The Dunes lacks a weak hole, but its four three-shot holes are absolutely stellar, with risk-reward opportunities at every turn. The first of them, the 505-yard fourth, is a dogleg-left with half a dozen bunkers and a pond factoring into the challenge. The decision process begins with the tee shot, with the first and second of those hazards sitting on the inside of the dogleg. In order to have a chance to go for the green in two, the player’s tee shot must carry them. From there, another great swing is required, as the putting surface is surrounded by four bunkers and fronted by the aforementioned pond. Even played with a mid- or long-iron after a smashed drive, such an approach requires guts. After three solid par fours to start, this hole gets the player’s heart pumping.

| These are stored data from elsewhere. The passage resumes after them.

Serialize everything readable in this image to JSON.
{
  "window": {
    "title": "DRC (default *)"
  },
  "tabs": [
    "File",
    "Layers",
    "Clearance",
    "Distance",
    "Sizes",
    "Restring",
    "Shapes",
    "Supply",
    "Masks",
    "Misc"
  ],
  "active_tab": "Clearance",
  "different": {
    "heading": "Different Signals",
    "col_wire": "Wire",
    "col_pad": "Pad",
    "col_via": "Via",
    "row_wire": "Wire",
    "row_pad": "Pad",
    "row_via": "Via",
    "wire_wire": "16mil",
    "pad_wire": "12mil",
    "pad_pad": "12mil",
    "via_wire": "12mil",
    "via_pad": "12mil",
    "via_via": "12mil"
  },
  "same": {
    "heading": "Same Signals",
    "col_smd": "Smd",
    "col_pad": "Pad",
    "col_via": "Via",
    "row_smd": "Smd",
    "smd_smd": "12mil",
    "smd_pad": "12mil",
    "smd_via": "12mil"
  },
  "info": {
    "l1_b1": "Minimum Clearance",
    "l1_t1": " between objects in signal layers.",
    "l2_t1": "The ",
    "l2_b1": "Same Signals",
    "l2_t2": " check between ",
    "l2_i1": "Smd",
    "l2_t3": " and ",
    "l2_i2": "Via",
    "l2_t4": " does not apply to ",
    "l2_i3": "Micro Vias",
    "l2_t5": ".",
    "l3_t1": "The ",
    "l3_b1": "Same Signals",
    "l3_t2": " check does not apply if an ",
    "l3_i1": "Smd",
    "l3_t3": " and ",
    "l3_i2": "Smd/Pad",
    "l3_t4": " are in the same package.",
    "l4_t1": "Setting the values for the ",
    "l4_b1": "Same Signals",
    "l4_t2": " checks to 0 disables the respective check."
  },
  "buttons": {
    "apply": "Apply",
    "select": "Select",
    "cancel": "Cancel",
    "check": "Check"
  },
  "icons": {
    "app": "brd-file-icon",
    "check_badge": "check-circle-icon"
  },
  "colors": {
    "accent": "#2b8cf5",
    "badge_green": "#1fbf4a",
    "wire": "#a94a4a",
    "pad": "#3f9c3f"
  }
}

Any report on The Dunes Club would be remiss to neglect its most famous single hole, the par-five 13th, aptly dubbed “Waterloo.” The 590-yard hole is practically unreachable in two, but it still is fraught with danger and great risk-reward opportunity. The farther and closer to danger one chooses to hit a tee shot, the narrower the landing area becomes, bordered all the while by Lake Singleton on the right. However, a longer tee shot will yield an easier layup and, therefore, a reasonable birdie chance. Conservative play off the tee likely means a lengthy carry over the lake in order to leave a reasonably short approach to an elevated, well-protected green.
Every hole on the course has considerable merit, which makes it easy to understand The Dunes’ long pedigree of high-level competitive golf. From local and state-level tournaments to the U.S. Women’s Open and Senior Tour Championship, the course has challenged some of history’s greats and deserves its impressive rankings on numerous magazines’ best-course lists. Its more than 700 members and thousands of annual guests love it, and with good reason indeed.